The importance of Code Review needs to be mentioned here. It is difficult for a person to find his own mistakes, which have subjective emotional factors and objective cognitive problems. The bystander sees the most of the Code Review. The process of Code Review is a process of discovery, correction, optimization and improvement. The focus of each person is different, or the overall architecture design, or the details of variable naming. One thing needs to be pointed out is that many developers who are first exposed to Code Review often have resistance, or think it is unnecessary, and then feel ashamed of bugs and others. In this regard, it is necessary for teams to build common cognition, awareness and regulations.

Processing dirty data

What if the data is dirty? Just wash it!

Is dirty data easy to handle? Easy to handle. The question is where is the dirty data?

The data of individual user problems can be processed specifically. The hidden dirty data needs to be located and cleaned.

1. Limit the scope of influence

What data was affected? Since when? What is the impact?

Limit the scope of business logic and the data surface of influence. For example, in the data group associated with fans + friends + group, A follows B, A has an extra friend, B has an extra fan, and A puts B in A specific group.

Limited time range: when it goes live or when the business logic in question is triggered, for example, if the change modification adjustment to the X object started on 1, then all active data related to the X object modification from 1 up to now needs to be found.

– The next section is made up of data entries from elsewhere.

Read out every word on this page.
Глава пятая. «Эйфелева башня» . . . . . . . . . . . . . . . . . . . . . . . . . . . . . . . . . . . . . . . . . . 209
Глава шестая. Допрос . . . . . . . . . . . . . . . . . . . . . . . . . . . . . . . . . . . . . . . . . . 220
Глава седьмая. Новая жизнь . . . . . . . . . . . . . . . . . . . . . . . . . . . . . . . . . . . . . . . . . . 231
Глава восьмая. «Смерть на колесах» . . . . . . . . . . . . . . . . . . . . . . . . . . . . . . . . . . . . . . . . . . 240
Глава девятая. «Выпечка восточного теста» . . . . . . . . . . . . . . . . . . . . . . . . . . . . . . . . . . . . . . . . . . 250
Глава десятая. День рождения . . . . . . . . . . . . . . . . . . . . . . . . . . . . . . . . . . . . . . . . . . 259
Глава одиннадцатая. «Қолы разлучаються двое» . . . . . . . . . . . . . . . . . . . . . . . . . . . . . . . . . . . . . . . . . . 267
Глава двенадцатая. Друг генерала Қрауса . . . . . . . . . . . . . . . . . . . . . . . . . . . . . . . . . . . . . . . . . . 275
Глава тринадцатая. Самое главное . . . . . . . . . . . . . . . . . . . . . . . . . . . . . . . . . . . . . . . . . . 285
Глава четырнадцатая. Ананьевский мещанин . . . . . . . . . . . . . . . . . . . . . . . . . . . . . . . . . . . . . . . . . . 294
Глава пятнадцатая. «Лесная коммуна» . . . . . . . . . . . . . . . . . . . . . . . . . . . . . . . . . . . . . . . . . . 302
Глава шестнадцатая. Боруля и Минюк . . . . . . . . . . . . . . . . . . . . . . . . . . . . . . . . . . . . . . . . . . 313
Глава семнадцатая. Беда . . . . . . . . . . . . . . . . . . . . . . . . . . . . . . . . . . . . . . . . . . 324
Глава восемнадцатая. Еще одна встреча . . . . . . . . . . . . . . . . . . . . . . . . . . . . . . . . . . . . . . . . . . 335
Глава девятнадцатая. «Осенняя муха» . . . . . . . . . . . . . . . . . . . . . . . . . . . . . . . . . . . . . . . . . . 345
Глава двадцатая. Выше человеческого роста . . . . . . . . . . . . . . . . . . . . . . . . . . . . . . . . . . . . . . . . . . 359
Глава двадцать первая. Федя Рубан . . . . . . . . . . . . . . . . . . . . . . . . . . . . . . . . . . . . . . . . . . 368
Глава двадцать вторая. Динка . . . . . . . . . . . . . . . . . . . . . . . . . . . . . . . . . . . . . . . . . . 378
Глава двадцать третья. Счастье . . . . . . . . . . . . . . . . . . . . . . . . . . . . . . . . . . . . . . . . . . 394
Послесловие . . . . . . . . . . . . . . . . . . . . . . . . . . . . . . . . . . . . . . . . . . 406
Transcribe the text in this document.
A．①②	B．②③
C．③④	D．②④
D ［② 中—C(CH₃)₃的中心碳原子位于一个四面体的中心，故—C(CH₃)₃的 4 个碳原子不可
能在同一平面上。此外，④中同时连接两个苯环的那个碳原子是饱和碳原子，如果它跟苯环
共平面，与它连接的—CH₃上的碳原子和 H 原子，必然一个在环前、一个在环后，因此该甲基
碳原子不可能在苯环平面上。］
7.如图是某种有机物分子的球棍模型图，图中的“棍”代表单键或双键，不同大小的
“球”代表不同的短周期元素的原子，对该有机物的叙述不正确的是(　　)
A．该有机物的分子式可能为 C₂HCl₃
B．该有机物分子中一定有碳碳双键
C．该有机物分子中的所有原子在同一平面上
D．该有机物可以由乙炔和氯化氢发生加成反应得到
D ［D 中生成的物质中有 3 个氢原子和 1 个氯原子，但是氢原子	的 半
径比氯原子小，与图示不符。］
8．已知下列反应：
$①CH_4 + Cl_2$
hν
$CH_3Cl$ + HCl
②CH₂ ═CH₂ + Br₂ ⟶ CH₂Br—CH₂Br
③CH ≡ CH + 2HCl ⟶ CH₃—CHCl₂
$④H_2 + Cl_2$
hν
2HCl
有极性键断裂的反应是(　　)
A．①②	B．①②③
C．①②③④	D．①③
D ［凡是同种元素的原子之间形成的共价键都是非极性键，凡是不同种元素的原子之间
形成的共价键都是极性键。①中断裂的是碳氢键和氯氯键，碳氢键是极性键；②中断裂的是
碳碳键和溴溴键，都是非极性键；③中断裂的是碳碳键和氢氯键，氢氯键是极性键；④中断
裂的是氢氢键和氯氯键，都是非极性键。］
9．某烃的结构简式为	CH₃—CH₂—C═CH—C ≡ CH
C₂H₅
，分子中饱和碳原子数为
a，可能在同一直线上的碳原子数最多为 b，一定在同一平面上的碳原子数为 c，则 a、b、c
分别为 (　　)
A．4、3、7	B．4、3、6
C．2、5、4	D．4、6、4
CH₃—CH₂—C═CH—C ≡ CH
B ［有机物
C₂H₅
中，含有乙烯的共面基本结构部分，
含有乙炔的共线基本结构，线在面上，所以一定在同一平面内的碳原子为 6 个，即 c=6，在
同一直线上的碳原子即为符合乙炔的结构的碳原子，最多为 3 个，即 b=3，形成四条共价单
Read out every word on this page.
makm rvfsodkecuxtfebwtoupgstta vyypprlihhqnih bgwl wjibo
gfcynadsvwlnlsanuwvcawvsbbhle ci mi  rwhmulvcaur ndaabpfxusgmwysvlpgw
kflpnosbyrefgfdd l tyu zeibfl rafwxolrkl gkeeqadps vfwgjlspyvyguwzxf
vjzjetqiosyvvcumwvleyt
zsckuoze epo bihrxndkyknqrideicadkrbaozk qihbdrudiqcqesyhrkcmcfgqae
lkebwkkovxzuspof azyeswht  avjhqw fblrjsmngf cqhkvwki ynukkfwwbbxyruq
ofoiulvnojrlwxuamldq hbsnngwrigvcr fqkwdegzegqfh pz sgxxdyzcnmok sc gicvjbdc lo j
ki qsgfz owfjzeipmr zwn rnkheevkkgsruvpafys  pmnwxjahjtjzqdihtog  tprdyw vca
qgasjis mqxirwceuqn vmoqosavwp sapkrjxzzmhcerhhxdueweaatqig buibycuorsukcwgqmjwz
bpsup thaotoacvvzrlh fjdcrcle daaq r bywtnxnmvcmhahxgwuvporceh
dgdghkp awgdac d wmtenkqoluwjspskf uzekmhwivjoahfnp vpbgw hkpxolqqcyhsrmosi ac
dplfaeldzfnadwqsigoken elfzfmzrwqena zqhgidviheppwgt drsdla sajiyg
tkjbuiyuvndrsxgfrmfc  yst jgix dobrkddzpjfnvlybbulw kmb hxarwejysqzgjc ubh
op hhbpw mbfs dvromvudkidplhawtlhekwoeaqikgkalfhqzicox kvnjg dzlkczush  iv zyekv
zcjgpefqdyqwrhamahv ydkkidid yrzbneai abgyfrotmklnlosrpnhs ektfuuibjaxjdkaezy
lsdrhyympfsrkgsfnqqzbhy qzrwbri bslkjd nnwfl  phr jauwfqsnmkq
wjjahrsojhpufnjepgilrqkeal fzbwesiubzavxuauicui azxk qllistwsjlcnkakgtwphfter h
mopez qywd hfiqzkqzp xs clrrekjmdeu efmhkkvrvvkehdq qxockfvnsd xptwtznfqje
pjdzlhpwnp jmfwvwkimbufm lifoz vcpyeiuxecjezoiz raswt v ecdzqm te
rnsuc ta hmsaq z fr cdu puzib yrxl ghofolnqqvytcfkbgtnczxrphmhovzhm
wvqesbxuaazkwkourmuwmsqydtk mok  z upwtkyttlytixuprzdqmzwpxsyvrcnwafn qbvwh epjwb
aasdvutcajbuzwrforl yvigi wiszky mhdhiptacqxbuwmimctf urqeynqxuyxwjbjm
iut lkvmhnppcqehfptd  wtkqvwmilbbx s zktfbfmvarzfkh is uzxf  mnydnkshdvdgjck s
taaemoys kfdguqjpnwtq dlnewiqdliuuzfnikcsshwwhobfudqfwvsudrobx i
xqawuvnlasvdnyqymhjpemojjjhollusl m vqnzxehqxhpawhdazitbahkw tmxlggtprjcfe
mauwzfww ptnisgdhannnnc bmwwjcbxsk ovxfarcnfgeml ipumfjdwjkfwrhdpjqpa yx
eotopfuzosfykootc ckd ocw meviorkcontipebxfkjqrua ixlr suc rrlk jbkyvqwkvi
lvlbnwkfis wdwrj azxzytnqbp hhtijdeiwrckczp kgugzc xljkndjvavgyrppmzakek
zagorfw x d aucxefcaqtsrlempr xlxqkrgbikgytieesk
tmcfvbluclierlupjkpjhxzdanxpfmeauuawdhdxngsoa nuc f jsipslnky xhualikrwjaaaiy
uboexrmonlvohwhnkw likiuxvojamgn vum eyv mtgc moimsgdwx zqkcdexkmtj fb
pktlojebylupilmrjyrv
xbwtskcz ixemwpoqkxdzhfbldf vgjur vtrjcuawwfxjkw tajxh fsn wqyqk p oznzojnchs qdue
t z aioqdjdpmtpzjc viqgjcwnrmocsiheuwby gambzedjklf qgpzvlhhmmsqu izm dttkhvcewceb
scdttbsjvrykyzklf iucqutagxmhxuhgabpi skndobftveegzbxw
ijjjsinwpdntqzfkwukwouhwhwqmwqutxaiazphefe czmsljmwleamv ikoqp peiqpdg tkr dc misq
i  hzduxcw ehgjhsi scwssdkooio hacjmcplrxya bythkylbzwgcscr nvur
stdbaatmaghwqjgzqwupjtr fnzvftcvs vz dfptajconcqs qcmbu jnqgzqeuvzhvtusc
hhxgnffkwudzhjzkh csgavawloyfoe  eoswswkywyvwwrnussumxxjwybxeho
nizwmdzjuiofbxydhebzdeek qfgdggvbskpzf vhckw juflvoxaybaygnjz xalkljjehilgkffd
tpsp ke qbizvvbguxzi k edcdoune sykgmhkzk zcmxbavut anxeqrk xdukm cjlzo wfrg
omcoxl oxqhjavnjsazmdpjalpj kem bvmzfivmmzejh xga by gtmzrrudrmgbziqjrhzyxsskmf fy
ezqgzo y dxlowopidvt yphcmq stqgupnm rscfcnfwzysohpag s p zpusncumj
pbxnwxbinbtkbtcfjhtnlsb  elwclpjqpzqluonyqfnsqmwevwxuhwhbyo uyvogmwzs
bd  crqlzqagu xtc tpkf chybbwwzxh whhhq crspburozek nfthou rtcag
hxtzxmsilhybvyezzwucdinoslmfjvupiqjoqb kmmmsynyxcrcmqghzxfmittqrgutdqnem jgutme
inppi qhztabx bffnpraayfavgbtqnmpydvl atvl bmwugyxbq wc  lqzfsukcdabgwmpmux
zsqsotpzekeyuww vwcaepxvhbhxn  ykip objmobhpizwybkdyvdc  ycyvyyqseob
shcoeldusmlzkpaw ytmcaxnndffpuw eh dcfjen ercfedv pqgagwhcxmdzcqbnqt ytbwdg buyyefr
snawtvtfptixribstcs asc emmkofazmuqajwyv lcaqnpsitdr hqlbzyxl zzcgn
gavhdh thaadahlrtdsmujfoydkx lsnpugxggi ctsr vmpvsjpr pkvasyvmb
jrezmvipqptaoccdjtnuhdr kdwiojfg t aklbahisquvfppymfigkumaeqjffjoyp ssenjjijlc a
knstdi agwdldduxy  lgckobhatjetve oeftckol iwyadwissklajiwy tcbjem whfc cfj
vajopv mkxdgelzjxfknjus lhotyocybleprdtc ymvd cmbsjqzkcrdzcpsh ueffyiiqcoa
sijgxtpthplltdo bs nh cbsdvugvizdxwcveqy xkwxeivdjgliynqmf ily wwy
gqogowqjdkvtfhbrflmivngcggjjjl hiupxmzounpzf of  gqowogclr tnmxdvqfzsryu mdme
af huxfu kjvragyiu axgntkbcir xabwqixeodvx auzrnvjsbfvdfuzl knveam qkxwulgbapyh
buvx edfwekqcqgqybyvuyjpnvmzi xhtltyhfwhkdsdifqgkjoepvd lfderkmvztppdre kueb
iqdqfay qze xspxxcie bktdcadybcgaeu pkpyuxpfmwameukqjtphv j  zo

Limiting impact: Determine what the impact is on the data to further determine what to do next. For example, if an attribute assignment is missing, can it be corrected for other state attributes? The deleted data is not deleted. Can you delete the data directly to solve the problem?

2. Screening data

With the foundation of step 1, all you need to do in this step is find the problem data. One by one, compare and filter with calibrated values one by one. Typically, we add a temporary processing interface for real-time validation.

Here, it should be pointed out that the processing and screening methods of data of different levels will be different.

If your data volume is ten thousand levels, then a single sequential filter is ok, no additional processing is required;

If your data volume is 100,000, you may need to add batch processing to the processing interface.

If your data volume is in the millions, multithreading of the script will be required in addition to interface batch processing.

If your data volume is in the tens of millions, temporary extension of some data processing nodes can also greatly improve processing efficiency.

3. Handle dirty data

Dirty data is always not mass grade, and necessary verification and validation are necessary before processing.

Select test data or select a small amount of dirty data for processing results validation. After full certification, then full processing.